To protect your business, entrepreneurs must take privacy precautions when using video conferencing. Failing to do so could be perilous, particularly when it comes to safeguarding a company’s trade secrets.
As defined by the United States Patent and Trademark office, “a trade secret is information that has either actual or potential independent economic value by virtue of not being generally known, has value to others who cannot legitimately obtain the information, and is subject to reasonable efforts to maintain its secrecy.” Without each one of these three elements, a trade secret can be lost.
In this new age of constant video conferencing that danger is ever present, as one business recently learned the hard way.
Smash, a trash compacting business, held a series of Zoom calls with potential franchisees.
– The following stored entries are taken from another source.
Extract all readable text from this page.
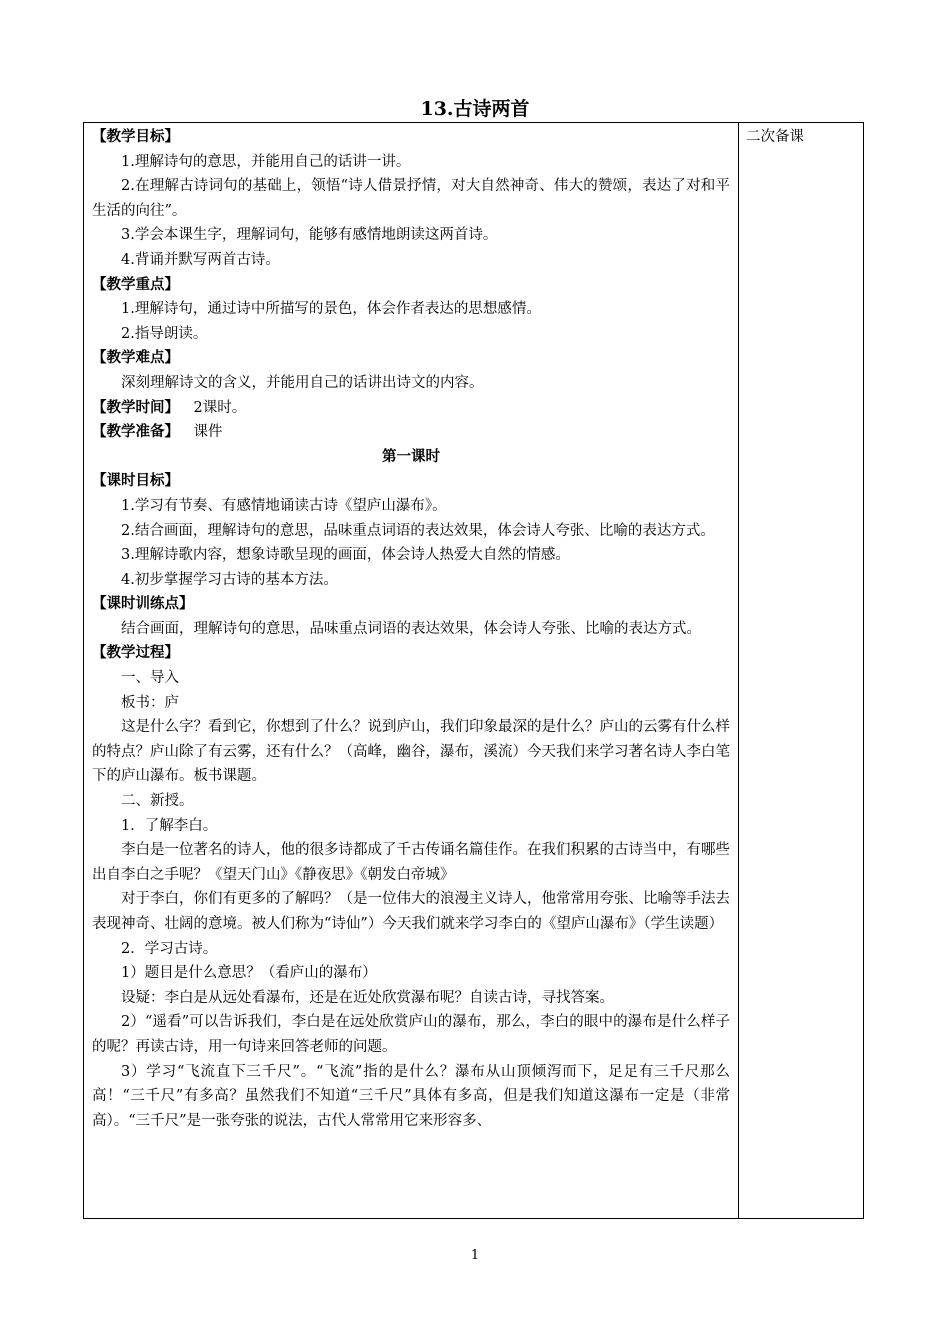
13.古诗两首

【教学目标】

1.理解诗句的意思，并能用自己的话讲一讲。

2.在理解古诗词句的基础上，领悟“诗人借景抒情，对大自然神奇、伟大的赞颂，表达了对和平生活的向往”。

3.学会本课生字，理解词句，能够有感情地朗读这两首诗。

4.背诵并默写两首古诗。

【教学重点】

1.理解诗句，通过诗中所描写的景色，体会作者表达的思想感情。

2.指导朗读。

【教学难点】

深刻理解诗文的含义，并能用自己的话讲出诗文的内容。

【教学时间】 2课时。

【教学准备】 课件

第一课时

【课时目标】

1.学习有节奏、有感情地诵读古诗《望庐山瀑布》。

2.结合画面，理解诗句的意思，品味重点词语的表达效果，体会诗人夸张、比喻的表达方式。

3.理解诗歌内容，想象诗歌呈现的画面，体会诗人热爱大自然的情感。

4.初步掌握学习古诗的基本方法。

【课时训练点】

结合画面，理解诗句的意思，品味重点词语的表达效果，体会诗人夸张、比喻的表达方式。

【教学过程】

一、导入

板书：庐

这是什么字？看到它，你想到了什么？说到庐山，我们印象最深的是什么？庐山的云雾有什么样的特点？庐山除了有云雾，还有什么？（高峰，幽谷，瀑布，溪流）今天我们来学习著名诗人李白笔下的庐山瀑布。板书课题。

二、新授。

1．了解李白。

李白是一位著名的诗人，他的很多诗都成了千古传诵名篇佳作。在我们积累的古诗当中，有哪些出自李白之手呢？《望天门山》《静夜思》《朝发白帝城》

对于李白，你们有更多的了解吗？（是一位伟大的浪漫主义诗人，他常常用夸张、比喻等手法去表现神奇、壮阔的意境。被人们称为“诗仙”）今天我们就来学习李白的《望庐山瀑布》（学生读题）

2．学习古诗。

1）题目是什么意思？（看庐山的瀑布）

设疑：李白是从远处看瀑布，还是在近处欣赏瀑布呢？自读古诗，寻找答案。

2）“遥看”可以告诉我们，李白是在远处欣赏庐山的瀑布，那么，李白的眼中的瀑布是什么样子的呢？再读古诗，用一句诗来回答老师的问题。

3）学习“飞流直下三千尺”。“飞流”指的是什么？瀑布从山顶倾泻而下，足足有三千尺那么高！“三千尺”有多高？虽然我们不知道“三千尺”具体有多高，但是我们知道这瀑布一定是（非常高）。“三千尺”是一张夸张的说法，古代人常常用它来形容多、

二次备课
1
During the sessions, Smash revealed information it later claimed was protected as its trade secret. When the defendants, after attending the Zoom sessions, opened a competing business, Smash sued.
The court found that Smash lost its trade secret protection because it had had not taken adequate privacy precautions for the Zoom sessions. All of the meetings were held using the same Zoom link, and participants were under no obligation to keep the link confidential, meaning that the link, and access to all of the meetings, could easily have been shared with anyone. Meeting access also was not password protected. Numerous individuals who could not be identified by Smash attended the Zoom meetings.
To help avoid this fate, business owners should take a number of precautions for confidential video calls, including:
- Providing prospective participants with a nondisclosure agreement (NDA) and requiring everyone to return a signed NDA before the confidential video call
- Requiring each participant to use a password and varying passwords from meeting to meeting
- Using the “waiting room” feature to screen participants
- Taking attendance of everyone in the videoconference before it begins and before it ends
- Removing individuals from the videoconference who are not authorized to participate
- Disabling the recording feature of the videoconference platform
- Ensuring that participants are in a private physical setting so that the conference cannot be overheard
If business owners expect to get trade secret protection, they must treat their trade secrets like, well, secrets. That is true both in the offline world and in the age of ubiquitous video conferencing.